Ryan Woodall is a Post-doctoral Fellow in the department of Mathematical Oncology, working with Dr. Rockne on modeling the transport of interstitial fluid within brain tumors using computational fluid dynamics. He utilizes his experience in both computational fluid dynamics and medical image processing to create patient-specific models of fluid transport within the brain and tumor tissue. He completed his PhD at the University of Texas at Austin, where he worked closely with Dr. Tom Yankeelov on models of fluid flow within tumors and earned an NIH coursework portfolio in Imaging Science and Informatics. Specifically, he has developed histology-derived fluid flow models of contrast agent transport within mouse xenograft tumors, for the purpose of assessing the accuracy of common parameterization methods for dynamic contrast-enhanced MRI. He has also developed models of radio-liposome transport within glioblastoma, in collaboration with the University of Texas Health Science Center at San Antonio, for the purpose of aiding clinicians to predict the optimal catheter placement for each individual patient undergoing nanoliposome infusion to the brain. He hopes to use his expertise to help engineer algorithms which are capable of optimizing the delivery of drugs and radiation therapy to tumors for individual patients, and to further understand intra-tumoral fluid transport within the brain.

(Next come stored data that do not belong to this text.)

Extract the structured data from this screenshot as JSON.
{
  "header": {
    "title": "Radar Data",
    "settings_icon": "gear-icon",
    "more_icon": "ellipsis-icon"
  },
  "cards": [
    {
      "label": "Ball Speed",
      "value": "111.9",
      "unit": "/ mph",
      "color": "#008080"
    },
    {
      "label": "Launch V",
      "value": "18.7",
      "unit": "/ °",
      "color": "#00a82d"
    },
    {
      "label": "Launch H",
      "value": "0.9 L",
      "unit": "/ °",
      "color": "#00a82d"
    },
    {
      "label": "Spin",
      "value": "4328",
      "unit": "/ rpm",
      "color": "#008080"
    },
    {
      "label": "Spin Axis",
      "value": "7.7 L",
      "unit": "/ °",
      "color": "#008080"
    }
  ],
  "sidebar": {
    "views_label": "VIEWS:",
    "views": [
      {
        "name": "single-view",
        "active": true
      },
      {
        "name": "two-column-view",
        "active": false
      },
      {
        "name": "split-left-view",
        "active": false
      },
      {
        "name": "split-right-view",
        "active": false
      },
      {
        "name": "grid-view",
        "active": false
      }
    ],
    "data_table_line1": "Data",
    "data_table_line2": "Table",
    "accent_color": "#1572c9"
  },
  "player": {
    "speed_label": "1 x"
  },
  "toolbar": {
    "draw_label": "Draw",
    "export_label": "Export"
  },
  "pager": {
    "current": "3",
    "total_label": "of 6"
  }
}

Lisa Uechi received her Ph.D. and M.Sc. in Informatics (Computer Science) from the Department of Intelligence Science and Technology, Kyoto University, Japan. The research subjects of her graduate program included computational biology and applied mathematics for the prediction of economic activities. In her research projects, she developed mathematical models for analyzing the dynamical pattern changes of population density and evaluating the damage expansion rate via a metabolic networks. She also proposed a novel method that could predict significant financial sectors along with the changes in economic trends by collaborating economists at Boston University.
After her graduate programs, she focused on information theory-based methods for data mining and applications for genetic data. She proposed mathematical models and algorithms based on information theory to analyze the dependencies among the observed phenotypes and genetic variants. She created a model for evaluating the reliability of multi-variable interaction analysis based on the concept of communication channels for data with noise and missing values. She is currently working on the development of mathematical models based on thermodynamics and information theory for Acute Myeloid Leukemia.